In today’s recession economy, IT industry companies may run into financial trouble. Many smaller software vendors are likely to fail or get swallowed up by larger vendors that have a different vision for the software they provide. Even larger organizations may cut major product lines, or perhaps even disappear entirely, if things get bad enough.
That may not affect most of us very much (aside from saturating the employment market with people in need of new jobs, I suppose), but it may more directly affect some of us. One such possible effect could be the loss of ongoing development and support for software that we use on a daily basis. Part of maintaining the security of our computers and networks is ensuring that security vulnerabilities are identified and fixed. Unfortunately, when the vendor of a closed source, proprietary piece of software disappears or ends support for the software, it’s not only difficult (in many cases effectively impossible) to get needed security patch support; it’s also illegal to do so.
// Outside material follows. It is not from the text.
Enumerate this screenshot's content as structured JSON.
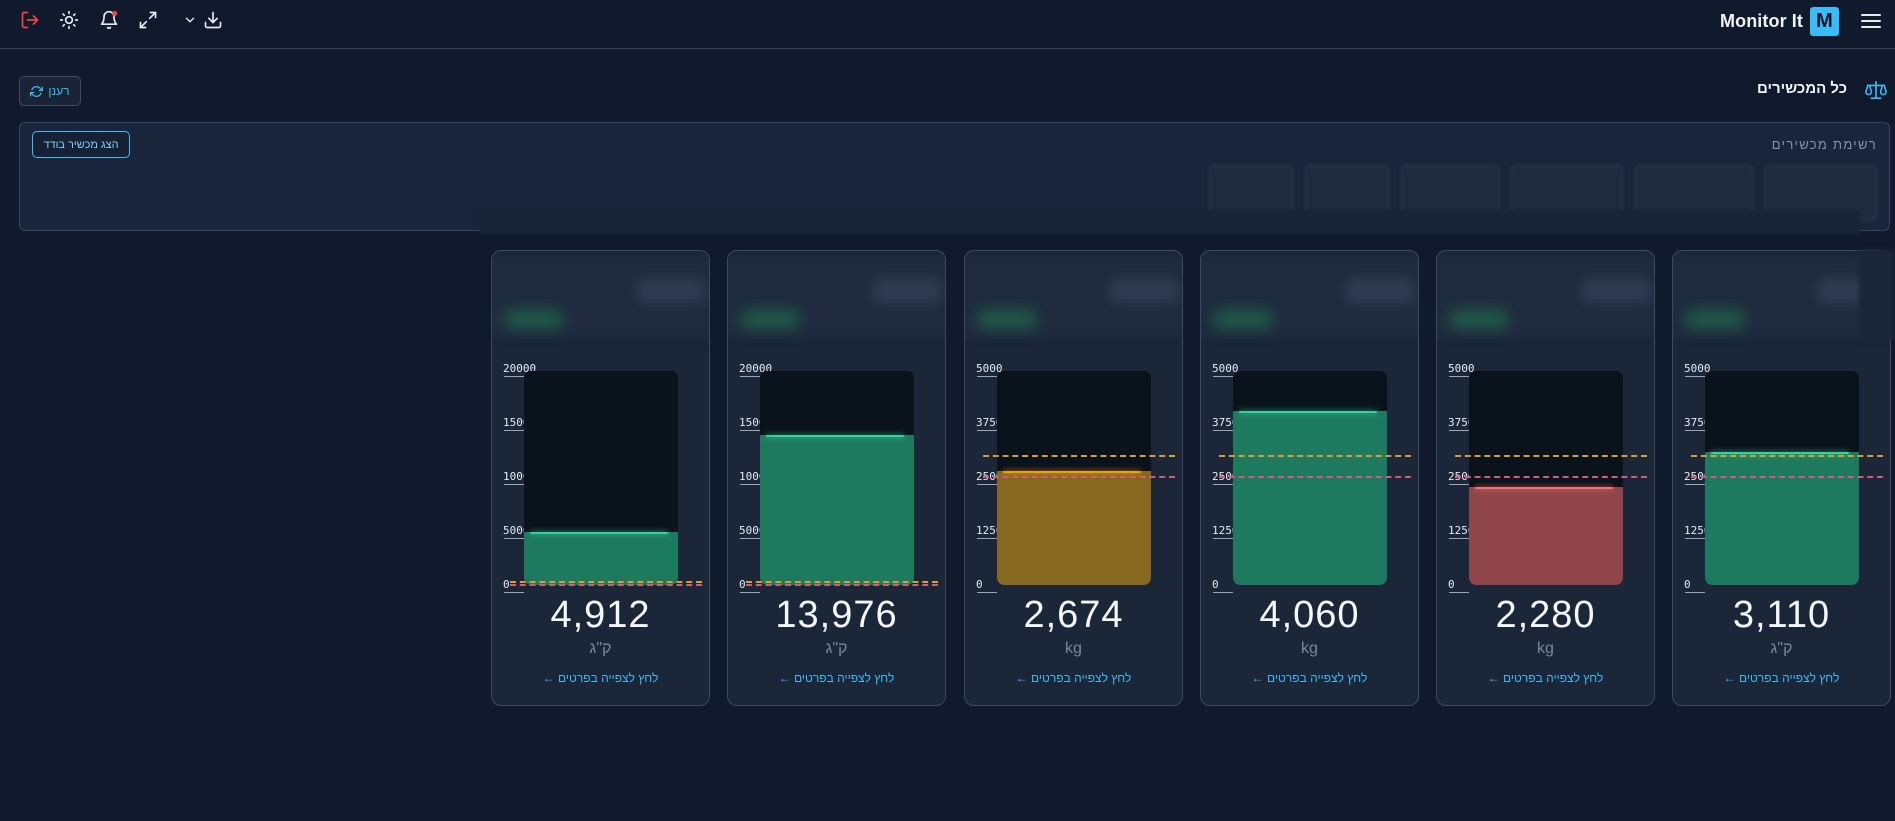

As you consider future software deployment options, consider the likelihood the software will continue to receive support. Companies with large cash reserves such as Microsoft are more likely to survive the recession intact; software lines that are central to a company’s business model such as Adobe Photoshop are more likely to receive continued support; and, ultimately, popular open source projects are more likely on average to survive the recession intact than closed source software vendors, because their continued development is not as dependent on having a lot of disposable income.
Open source projects aren’t even dependent on any organization, because if current developers just give up on it, there’s nothing stopping others from picking up where they left off. In fact, as financial belts tighten, open source software projects may actually get stronger, as tighter finances create opportunities for more open source software deployments.
In addition to making decisions with more of an eye toward the potential survivability of a given piece of software in the face of a failing economy, some attention should be paid to how compatible any software you select is with other offerings that can serve the same purposes for you. Sometimes, when making (hopefully educated) guesses about things like how likely a piece of software is to continue to receive support, we guess incorrectly. There are always likely to be factors we didn’t know about when our guesses were made that will affect the accuracy of those guesses. Choosing for maximum compatibility between applications is one way to hedge your bets.
If you select a piece of software that uses file formats or works with input and output streams according to open standards, and for some reason that piece of software ceases receiving support for security updates, it may be very easy and very cheap to switch to a different piece of software without losing any data or suffering any operational discontinuity (that’s managerial language for “day to day business coming to a screeching, expensive halt”). Even if there isn’t really any set of applications that all use the same open standards in a given case, allowing a one-for-one replacement in case changing software selections becomes necessary, there are still things you can do to make a potential future transition easier. The two biggest aids in that regard are choosing software for which you have access to the source code (whether through licensing deals with the vendor, favoring applications written in interpreted rather than compiled languages, or using open source software) and choosing software that uses easily parsed data formats (i.e., plain text).
When selecting software, especially in what may turn out to be a very volatile next few years for the software industry, add to your criteria concerns over the possibility of what you choose simply going away some day (or at least ceasing to receive security support). Choosing well may help you avoid larger costs later on.
While you’re at it, have a look at what you’re already using and see how future-proof it is. If you can improve that situation without business disruption now, rather than unexpectedly finding business already disrupted later and having to fix it then, you’ll be better off.